COMING HOME

TORNANDO A CASA

By Ricardo PREVE

ESTO DEL CINE SRL - as PROD

Documentary - Completed 2019

The Italian submarine "Macalle" sinks in the Red Sea near a Sudanese island in 1940. An expedition finds parts from the submarine underwater, and the grave of one of its sailors on the island. After 5 years of work, his remains are returned to Italy in 2018.

Festivals
& Awards

International Festival of Latin American Film of Uruguay 2018
Audience Award - Best Documentary
Latitude Film Awards 2018
Bronze Winner - Original Score
Latitude Film Awards 2018
Bronze Winner - Documentary Feature
Sudan Independent Film Festival 2019
Official Selection
South Europe International Film Festival 2019
Official Selection
Accolade Global Film Competition 2019
Award of Excellence - Creativity - Originality
Accolade Global Film Competition 2019
Award of Excellence - Cinematography
Accolade Global Film Competition 2019
Award of Excellence - Documentary Feature
    • Year of production
    • 2019
    • Genres
    • Documentary
    • Countries
    • ARGENTINA, ITALY, SUDAN
    • Languages
    • ITALIAN, ENGLISH
    • Budget
    • 0.3 - 0.6 M$
    • Duration
    • 88 mn
    • Director(s)
    • Ricardo PREVE
    • Writer(s)
    • Ricardo PREVE
    • Producer(s)
    • Ricardo PREVE (Esto del Cine SRL)
    • Synopsis
    • In October 2014 Italian-Argentine filmmaker Ricardo Preve set off with a team of fellow divers in the hope of resolving one of the outstanding mysteries of the Second World War: where was the wreck of the Macalle? This Italian submarine hit a reef and sunk without trace in 1940, close to Barra Musa Kebir, a small, remote island off the coast of Sudan. But Preve’s diving expedition was to reveal more than the submarine’s likely whereabouts. On his last day on Barra Musa Kebir, Preve stumbled across the unmarked grave of Carlo Acefalo, the only submariner to die there before the remaining 44 crewmembers were rescued.

      Unbeknown to Preve at the time, numerous calls to the military and government had been made over the years, requesting they search for Acefalo’s grave and repatriate his body – the last on national television in Italy in 1983 by his former crewmembers – but with all of them now dead, he had since been forgotten. But all of that was about to change…

      With a storyline that could have come straight out of Hollywood, Coming Home (88 minutes) tells the fascinating tale of the Macalle’s demise due to poisonous gas, how its crew members (mostly) survived for six days on a sandbank in the searing African heat with limited supplies, and how the Italian Navy had to race to rescue the survivors from the British, who were fast closing in to take them prisoners of war.

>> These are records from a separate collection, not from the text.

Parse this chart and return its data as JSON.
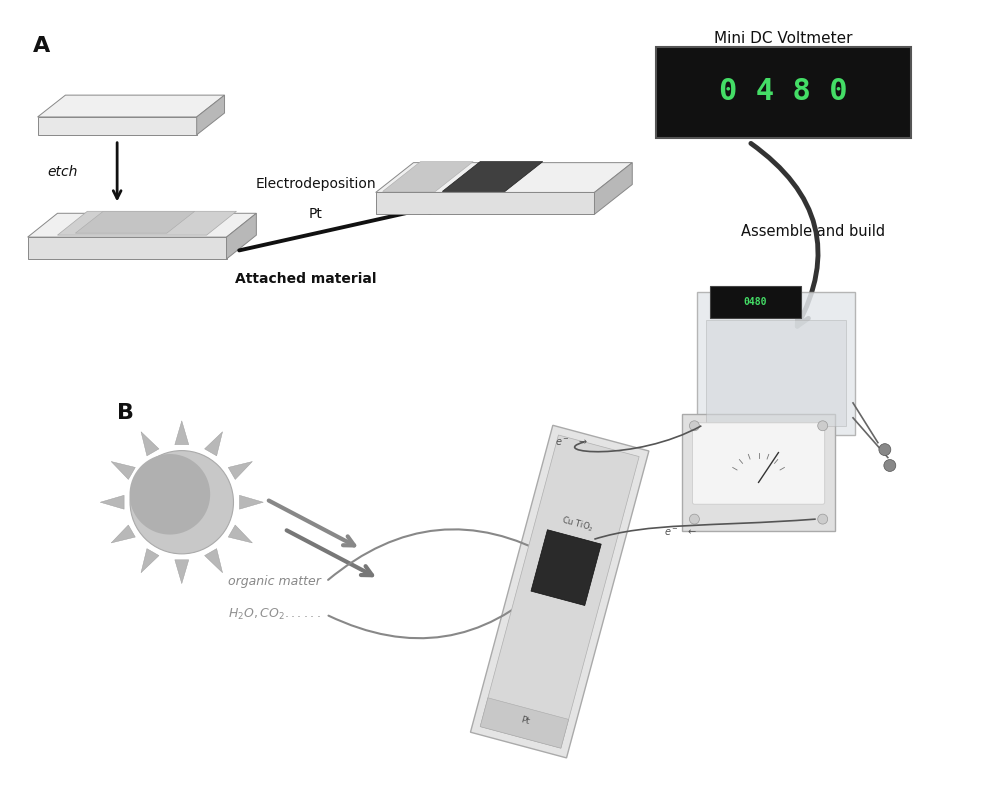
{
  "bg_color": "#ffffff",
  "label_A": "A",
  "label_B": "B",
  "text_electrodeposition": "Electrodeposition",
  "text_Pt": "Pt",
  "text_attached": "Attached material",
  "text_etch": "etch",
  "text_assemble": "Assemble and build",
  "text_voltmeter": "Mini DC Voltmeter",
  "text_organic": "organic matter",
  "text_h2o": "H₂O,CO₂......",
  "gray_lightest": "#f0f0f0",
  "gray_light": "#dcdcdc",
  "gray_medium": "#b8b8b8",
  "gray_dark": "#888888",
  "gray_darker": "#555555",
  "black": "#111111",
  "digit_color": "#44dd66"
}
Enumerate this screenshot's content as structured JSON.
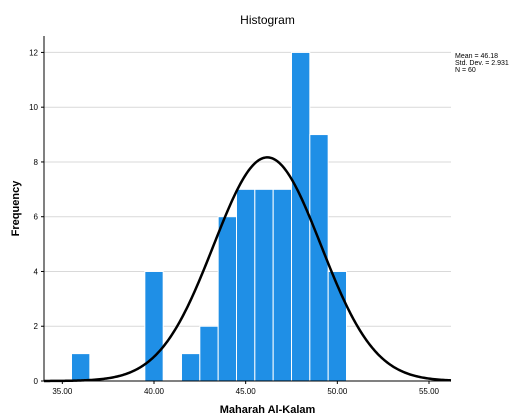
{
  "chart_data": {
    "type": "bar",
    "title": "Histogram",
    "xlabel": "Maharah Al-Kalam",
    "ylabel": "Frequency",
    "xlim": [
      34.0,
      56.2
    ],
    "ylim": [
      0,
      12.6
    ],
    "x_ticks": [
      "35.00",
      "40.00",
      "45.00",
      "50.00",
      "55.00"
    ],
    "x_tick_values": [
      35,
      40,
      45,
      50,
      55
    ],
    "y_ticks": [
      "0",
      "2",
      "4",
      "6",
      "8",
      "10",
      "12"
    ],
    "y_tick_values": [
      0,
      2,
      4,
      6,
      8,
      10,
      12
    ],
    "bin_width": 1,
    "bins": [
      {
        "start": 35.5,
        "end": 36.5,
        "value": 1
      },
      {
        "start": 39.5,
        "end": 40.5,
        "value": 4
      },
      {
        "start": 41.5,
        "end": 42.5,
        "value": 1
      },
      {
        "start": 42.5,
        "end": 43.5,
        "value": 2
      },
      {
        "start": 43.5,
        "end": 44.5,
        "value": 6
      },
      {
        "start": 44.5,
        "end": 45.5,
        "value": 7
      },
      {
        "start": 45.5,
        "end": 46.5,
        "value": 7
      },
      {
        "start": 46.5,
        "end": 47.5,
        "value": 7
      },
      {
        "start": 47.5,
        "end": 48.5,
        "value": 12
      },
      {
        "start": 48.5,
        "end": 49.5,
        "value": 9
      },
      {
        "start": 49.5,
        "end": 50.5,
        "value": 4
      }
    ],
    "normal_curve": {
      "mean": 46.18,
      "std_dev": 2.931,
      "n": 60
    },
    "stats_lines": [
      "Mean = 46.18",
      "Std. Dev. = 2.931",
      "N = 60"
    ],
    "grid": "horizontal",
    "colors": {
      "bar": "#1f8fe6",
      "bar_edge": "#ffffff",
      "curve": "#000000",
      "grid": "#d9d9d9",
      "axis": "#000000"
    }
  }
}
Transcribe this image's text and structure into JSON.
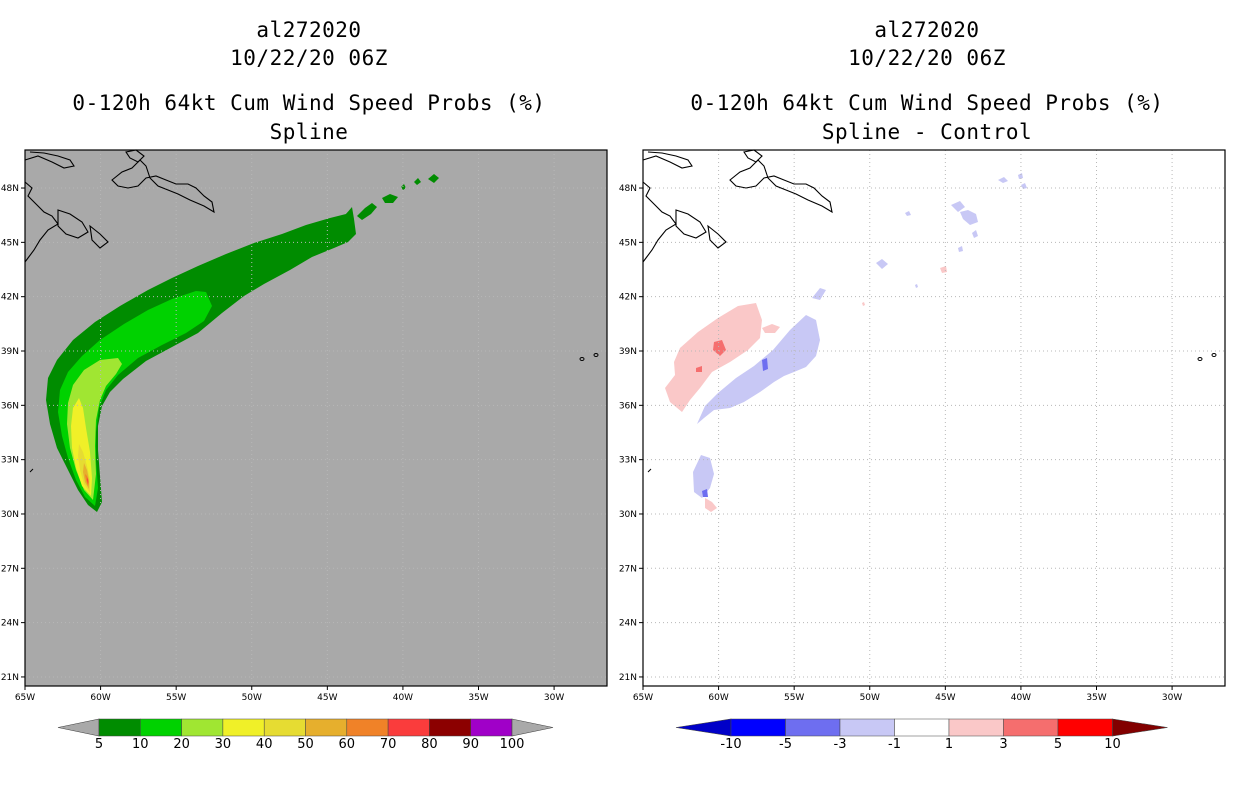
{
  "colors": {
    "left_background": "#a9a9a9",
    "right_background": "#ffffff",
    "grid": "#b8b8b8",
    "coast": "#000000"
  },
  "panels": [
    {
      "id": "left",
      "title_lines": [
        "al272020",
        "10/22/20 06Z",
        "0-120h 64kt Cum Wind Speed Probs (%)",
        "Spline"
      ]
    },
    {
      "id": "right",
      "title_lines": [
        "al272020",
        "10/22/20 06Z",
        "0-120h 64kt Cum Wind Speed Probs (%)",
        "Spline - Control"
      ]
    }
  ],
  "map": {
    "lon_range": [
      -65,
      -26.5
    ],
    "lat_range": [
      20.5,
      50.1
    ],
    "lon_ticks": [
      {
        "v": -65,
        "t": "65W"
      },
      {
        "v": -60,
        "t": "60W"
      },
      {
        "v": -55,
        "t": "55W"
      },
      {
        "v": -50,
        "t": "50W"
      },
      {
        "v": -45,
        "t": "45W"
      },
      {
        "v": -40,
        "t": "40W"
      },
      {
        "v": -35,
        "t": "35W"
      },
      {
        "v": -30,
        "t": "30W"
      }
    ],
    "lat_ticks": [
      {
        "v": 21,
        "t": "21N"
      },
      {
        "v": 24,
        "t": "24N"
      },
      {
        "v": 27,
        "t": "27N"
      },
      {
        "v": 30,
        "t": "30N"
      },
      {
        "v": 33,
        "t": "33N"
      },
      {
        "v": 36,
        "t": "36N"
      },
      {
        "v": 39,
        "t": "39N"
      },
      {
        "v": 42,
        "t": "42N"
      },
      {
        "v": 45,
        "t": "45N"
      },
      {
        "v": 48,
        "t": "48N"
      }
    ]
  },
  "left_colorbar": {
    "colors": [
      "#008c00",
      "#00d200",
      "#a0e632",
      "#f0f028",
      "#e6dc32",
      "#e6af2d",
      "#f08228",
      "#fa3c3c",
      "#8c0000",
      "#a000c8"
    ],
    "end_color": "#a9a9a9",
    "labels": [
      "5",
      "10",
      "20",
      "30",
      "40",
      "50",
      "60",
      "70",
      "80",
      "90",
      "100"
    ]
  },
  "right_colorbar": {
    "colors": [
      "#0000c8",
      "#0000ff",
      "#6e6ef0",
      "#c8c8f5",
      "#ffffff",
      "#fac8c8",
      "#f56e6e",
      "#ff0000",
      "#820000"
    ],
    "labels": [
      "-10",
      "-5",
      "-3",
      "-1",
      "1",
      "3",
      "5",
      "10"
    ]
  },
  "legend": {
    "left_levels": [
      "5%",
      "10%",
      "20%",
      "30%",
      "40%",
      "50%",
      "60%",
      "70%",
      "80%"
    ],
    "right_levels": [
      "-1%",
      "-3%",
      "-5%",
      "1%",
      "3%"
    ]
  }
}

      Personal diaries, letters, and military reports from the time help tell the story, along with interviews with descendants of the Macalle’s crew. Historical recreations, including the construction of parts of the submarine on a 1:1 scale in a studio, and exterior scenes were shot in Argentina. But the core of the film is Preve’s final expedition to the Red Sea in October, 2017, when Acefalo’s remains were exhumed, identified, and turned over to the Italian authorities. As the end credits roll, we see the military honors ceremony, and the burial of Acefalo in his mother’s grave in Italy in November, 2018.

      Coming Home closes the book on one of World War 2’s last remaining mysteries and – better late than never – realizes the wish of Carlo Acefalo’s former crewmembers: to have their fellow sailor finally back on home soil.